A juíza acrescenta que “não obstante as deficiências e insuficiências inicialmente assinaladas ao processo que rege o controlo da constitucionalidade, com particular destaque para a fiscalização abstrata” e sem desconsiderar “a qualidade de requerente institucional do PR, nem por isso deve deixar de entender-se que sobre ele impende um ónus de clareza e precisão na formulação do seu pedido”.
O Presidente do TC, João Caupers, também entregou uma declaração de voto depois de se ter posicionado contra a constitucionalidade de algumas normas, nomeadamente dos conceitos de “doença grave e incurável” e “lesão definitiva de gravidade extrema” e identificou mais duas inconstitucionalidades além das do acórdão.
Defende o juiz que “o efeito conjunto da eliminação das palavras fatal, referida à doença, e antecipação, referida à morte assistida descriminalizada, traduz um significativo alargamento dos casos desta: se a menção da fatalidade da doença permitia situar temporalmente os acontecimentos relevantes por referência ao momento provável da morte, a menção da antecipação desta reforçava a ideia de que aquela ocorreria seguramente num futuro próximo”.
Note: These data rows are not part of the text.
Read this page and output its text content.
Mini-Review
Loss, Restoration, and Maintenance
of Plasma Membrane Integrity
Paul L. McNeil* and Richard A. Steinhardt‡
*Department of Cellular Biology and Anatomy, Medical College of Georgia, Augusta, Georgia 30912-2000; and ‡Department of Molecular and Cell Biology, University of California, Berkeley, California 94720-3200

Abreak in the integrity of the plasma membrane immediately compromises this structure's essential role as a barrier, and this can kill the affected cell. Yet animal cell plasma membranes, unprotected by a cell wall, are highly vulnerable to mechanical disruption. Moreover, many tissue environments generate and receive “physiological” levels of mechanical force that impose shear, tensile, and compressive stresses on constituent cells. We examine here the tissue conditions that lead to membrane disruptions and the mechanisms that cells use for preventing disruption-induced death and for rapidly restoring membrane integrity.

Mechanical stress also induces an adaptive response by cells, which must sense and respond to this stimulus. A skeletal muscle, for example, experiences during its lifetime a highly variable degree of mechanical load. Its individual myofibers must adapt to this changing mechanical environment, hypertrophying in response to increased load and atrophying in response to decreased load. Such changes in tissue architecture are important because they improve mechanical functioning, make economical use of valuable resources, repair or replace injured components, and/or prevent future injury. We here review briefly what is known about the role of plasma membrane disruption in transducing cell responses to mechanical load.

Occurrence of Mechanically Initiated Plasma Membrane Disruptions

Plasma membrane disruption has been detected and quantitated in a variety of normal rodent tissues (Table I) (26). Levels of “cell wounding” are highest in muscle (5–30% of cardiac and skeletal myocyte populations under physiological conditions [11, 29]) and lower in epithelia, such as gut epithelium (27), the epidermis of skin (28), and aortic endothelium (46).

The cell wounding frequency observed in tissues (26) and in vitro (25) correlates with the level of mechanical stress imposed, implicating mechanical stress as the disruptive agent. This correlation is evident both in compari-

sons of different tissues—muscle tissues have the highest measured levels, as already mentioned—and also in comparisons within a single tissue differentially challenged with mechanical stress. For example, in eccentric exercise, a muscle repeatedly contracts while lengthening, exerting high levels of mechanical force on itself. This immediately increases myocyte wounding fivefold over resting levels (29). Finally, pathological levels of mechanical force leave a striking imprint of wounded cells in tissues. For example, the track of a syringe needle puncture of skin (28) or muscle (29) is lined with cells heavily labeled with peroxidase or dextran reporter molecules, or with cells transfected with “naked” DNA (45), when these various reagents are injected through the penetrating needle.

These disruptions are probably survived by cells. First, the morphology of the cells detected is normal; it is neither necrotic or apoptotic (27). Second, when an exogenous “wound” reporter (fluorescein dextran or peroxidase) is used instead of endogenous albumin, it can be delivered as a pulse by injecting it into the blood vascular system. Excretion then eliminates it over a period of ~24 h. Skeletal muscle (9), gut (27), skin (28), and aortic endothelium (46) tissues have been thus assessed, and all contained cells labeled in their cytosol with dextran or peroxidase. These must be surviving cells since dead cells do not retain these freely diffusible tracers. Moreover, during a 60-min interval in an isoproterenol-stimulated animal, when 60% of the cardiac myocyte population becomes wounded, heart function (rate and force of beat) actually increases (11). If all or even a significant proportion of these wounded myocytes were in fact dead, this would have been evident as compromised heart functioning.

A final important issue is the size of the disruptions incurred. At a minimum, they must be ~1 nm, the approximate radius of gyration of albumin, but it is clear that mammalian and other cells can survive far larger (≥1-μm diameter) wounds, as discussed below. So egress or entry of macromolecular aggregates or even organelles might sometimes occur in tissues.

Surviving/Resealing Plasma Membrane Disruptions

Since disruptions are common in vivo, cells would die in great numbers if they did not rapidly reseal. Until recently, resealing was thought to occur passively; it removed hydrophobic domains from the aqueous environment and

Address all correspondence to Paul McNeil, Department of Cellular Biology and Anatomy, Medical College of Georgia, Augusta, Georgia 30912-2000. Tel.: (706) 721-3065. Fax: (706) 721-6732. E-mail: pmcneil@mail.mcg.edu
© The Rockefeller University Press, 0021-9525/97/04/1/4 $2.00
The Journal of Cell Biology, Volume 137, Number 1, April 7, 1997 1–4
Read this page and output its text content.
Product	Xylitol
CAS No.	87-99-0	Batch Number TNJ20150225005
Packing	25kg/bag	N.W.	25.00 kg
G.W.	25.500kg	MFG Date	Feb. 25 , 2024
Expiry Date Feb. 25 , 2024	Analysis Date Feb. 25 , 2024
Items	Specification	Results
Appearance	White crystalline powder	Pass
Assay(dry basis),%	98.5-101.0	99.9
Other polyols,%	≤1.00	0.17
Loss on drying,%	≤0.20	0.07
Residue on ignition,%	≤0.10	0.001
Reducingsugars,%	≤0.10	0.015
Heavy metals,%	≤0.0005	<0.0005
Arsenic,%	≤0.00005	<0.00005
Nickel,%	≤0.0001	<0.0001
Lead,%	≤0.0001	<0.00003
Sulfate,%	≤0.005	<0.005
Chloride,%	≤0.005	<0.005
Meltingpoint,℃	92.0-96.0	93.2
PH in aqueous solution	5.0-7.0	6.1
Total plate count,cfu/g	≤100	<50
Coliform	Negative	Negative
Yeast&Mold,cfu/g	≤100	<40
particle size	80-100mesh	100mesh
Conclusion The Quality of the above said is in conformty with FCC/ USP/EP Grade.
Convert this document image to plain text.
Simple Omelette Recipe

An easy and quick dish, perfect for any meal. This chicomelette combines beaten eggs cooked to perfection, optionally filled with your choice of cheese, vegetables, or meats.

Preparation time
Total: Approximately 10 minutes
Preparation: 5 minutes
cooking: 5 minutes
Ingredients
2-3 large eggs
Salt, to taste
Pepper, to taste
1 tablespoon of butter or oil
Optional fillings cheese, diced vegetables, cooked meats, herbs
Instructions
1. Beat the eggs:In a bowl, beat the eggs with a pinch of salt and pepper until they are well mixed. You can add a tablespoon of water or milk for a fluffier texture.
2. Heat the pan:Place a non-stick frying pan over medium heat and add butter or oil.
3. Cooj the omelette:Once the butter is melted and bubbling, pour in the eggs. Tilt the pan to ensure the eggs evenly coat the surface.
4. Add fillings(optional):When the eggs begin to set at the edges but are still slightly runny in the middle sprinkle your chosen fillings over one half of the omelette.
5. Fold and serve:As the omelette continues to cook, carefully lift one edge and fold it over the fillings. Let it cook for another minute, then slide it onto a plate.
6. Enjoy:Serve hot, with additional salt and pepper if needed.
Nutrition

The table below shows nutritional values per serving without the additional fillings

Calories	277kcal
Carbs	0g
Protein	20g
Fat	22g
“Agora, a doença já não tem de ser fatal, isto é, provocar inexoravelmente a morte; e esta já não tem de ser antecipada, na medida em que deixou de ser previsível o seu momento”, escreve.
Caupers ressalva ainda que “o legislador, ao admitir o suicídio assistido como modalidade de morte assistida, ao lado da eutanásia propriamente dita, obrigou-se a estabelecer uma relação entre as duas possibilidades”.
“Parecendo indiscutível que o suicídio assistido preserva um maior espaço de autonomia da vontade daquele que decidiu morrer – uma vez que é ele próprio que põe termo à vida –, a eutanásia não pode constituir uma alternativa livre: o recurso a ela deve estar condicionado à impossibilidade do suicídio assistido. Apenas desta forma se pode respeitar o princípio da proporcionalidade, na vertente da necessidade”, defende.